Não sobrava nada de seu corpo que não fosse invadido pela enxurrada de hormônios, eles eram terríveis, entravam em todos os espaços. Era começarem a correr e Maria já sentia que viria as sessões de angústia, choro e tristeza.
Sim, porque toda a vez que os hormônios fanfarrões decidiam que iam fazer sua algazarra, Maria lembrava-se de que era mulher, a parte falecida da sua vida.
Ser mãe era uma obrigação, dona de casa mais ainda, esposa zelosa e dedicada vá lá, mas mulher? Quem ela achava que era para ter esse direito?
Não sei.
Sei que quando havia a farra dos hormônios, Maria sentia uma angústia muito grande, tremenda. O corpo era um mal estar completo; calores intensos, lágrimas repentinas, sensação de impotência, de fracasso e uma carência tão grande quanto o Cristo Redentor; mas com os braços fechados porque não estava autorizada a receber ninguém.
Maria percebeu-se sensível entre brucutus, gente mesquinha e medíocre; como ela que era praticamente uma princesa havia se entregado a uma gente tão pequena?
Doía muito toda essa festa hormonal do seu corpo porque tinha que recalcar tudo isso. Não tinha onde descontar os efeitos da fúria hormonal. Já estava com os dedos calejados de tanto uso.
Maria era dura, não queria ser uma mulher qualquer, uma superficial de esquina; era mulher honrada. Queria inteireza nas coisas, corpo sim, pele sim, lábios sim, tudo isso e muito mais, sim, sim, sim! Mas com dignidade.
Não abria mão da dignidade, e seu conflito maior era este: prazer ou dignidade?

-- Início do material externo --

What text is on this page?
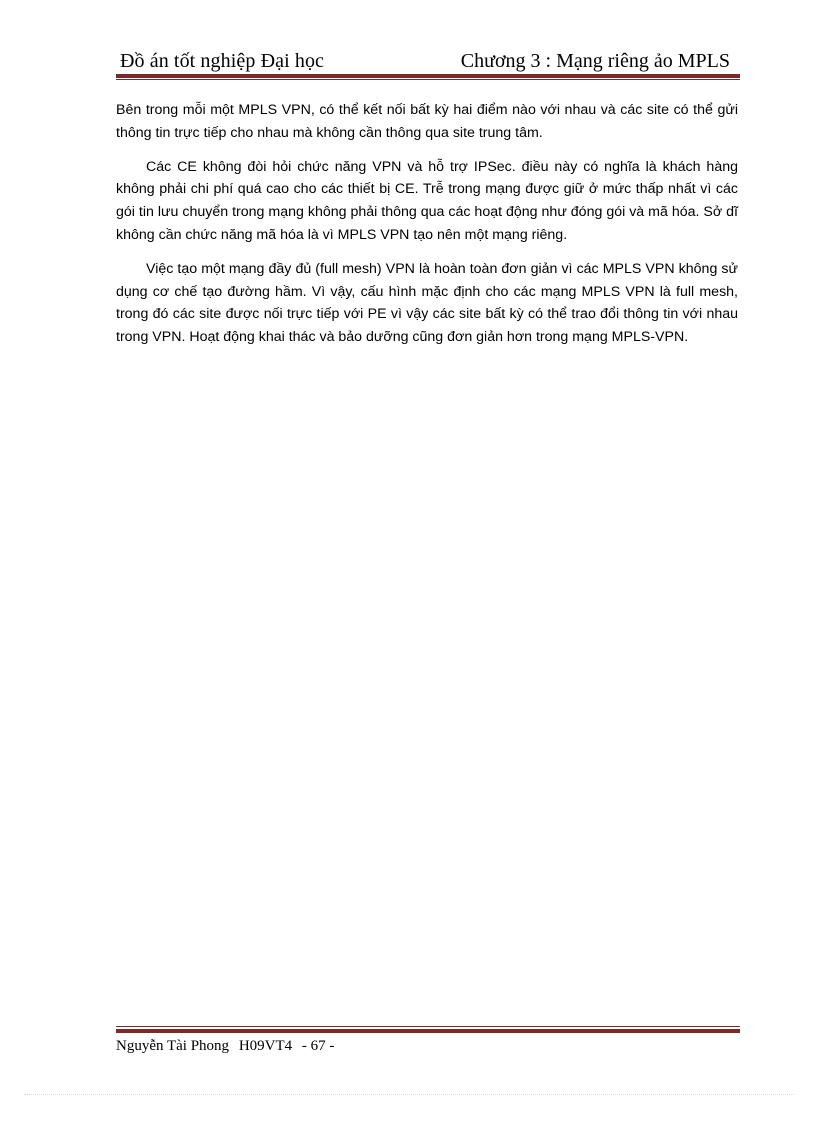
Đồ án tốt nghiệp Đại học	Chương 3 : Mạng riêng ảo MPLS

Bên trong mỗi một MPLS VPN, có thể kết nối bất kỳ hai điểm nào với nhau và các site có thể gửi thông tin trực tiếp cho nhau mà không cần thông qua site trung tâm.

Các CE không đòi hỏi chức năng VPN và hỗ trợ IPSec. điều này có nghĩa là khách hàng không phải chi phí quá cao cho các thiết bị CE. Trễ trong mạng được giữ ở mức thấp nhất vì các gói tin lưu chuyển trong mạng không phải thông qua các hoạt động như đóng gói và mã hóa. Sở dĩ không cần chức năng mã hóa là vì MPLS VPN tạo nên một mạng riêng.

Việc tạo một mạng đầy đủ (full mesh) VPN là hoàn toàn đơn giản vì các MPLS VPN không sử dụng cơ chế tạo đường hầm. Vì vậy, cấu hình mặc định cho các mạng MPLS VPN là full mesh, trong đó các site được nối trực tiếp với PE vì vậy các site bất kỳ có thể trao đổi thông tin với nhau trong VPN. Hoạt động khai thác và bảo dưỡng cũng đơn giản hơn trong mạng MPLS-VPN.

Nguyễn Tài Phong H09VT4 - 67 -
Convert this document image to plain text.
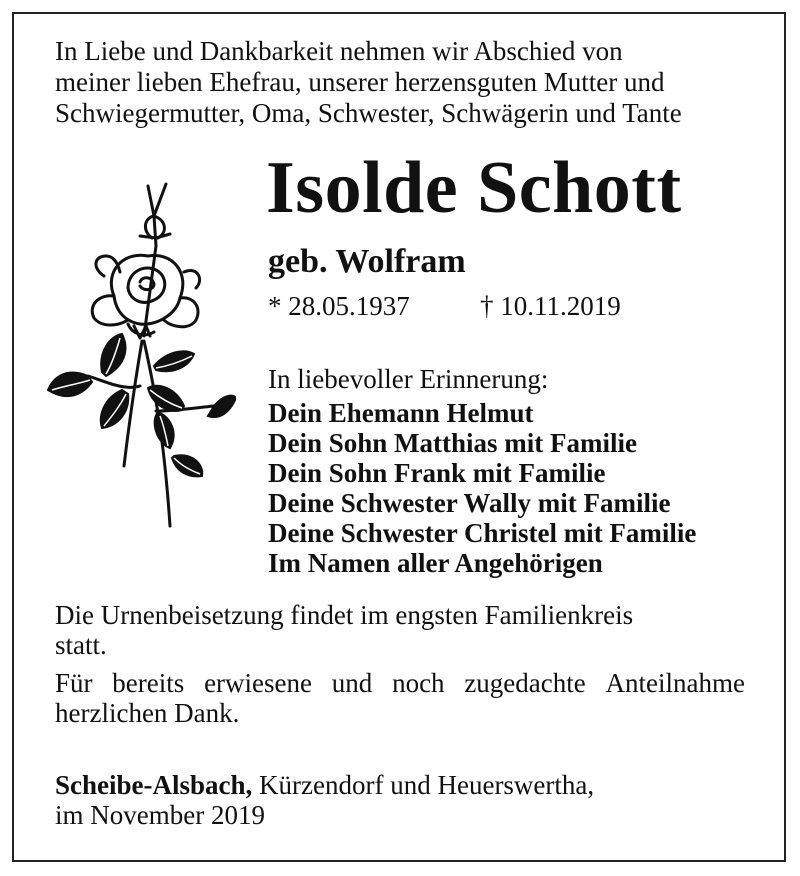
In Liebe und Dankbarkeit nehmen wir Abschied von
meiner lieben Ehefrau, unserer herzensguten Mutter und
Schwiegermutter, Oma, Schwester, Schwägerin und Tante
Isolde Schott
geb. Wolfram
* 28.05.1937	† 10.11.2019
In liebevoller Erinnerung:
Dein Ehemann Helmut
Dein Sohn Matthias mit Familie
Dein Sohn Frank mit Familie
Deine Schwester Wally mit Familie
Deine Schwester Christel mit Familie
Im Namen aller Angehörigen
Die Urnenbeisetzung findet im engsten Familienkreis
statt.
Für bereits erwiesene und noch zugedachte Anteilnahme
herzlichen Dank.
Scheibe-Alsbach, Kürzendorf und Heuerswertha,
im November 2019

Maria mulher queria ressurgir, queria muito, seu corpo pedia a ela isso. De fato, o corpo, a palavra é mais intensa, o corpo clamava por corpo, o baixo ventre sempre a pulsar, a incomodar, o mal estar das necessidades negligenciadas...
Maria mulher.
Às vezes a vontade de matar a mulher de uma vez por todas era de verdade. Um dia ela ficaria séria e se atiraria, por exemplo, debaixo do metrô ou cortaria os pulsos, não sei.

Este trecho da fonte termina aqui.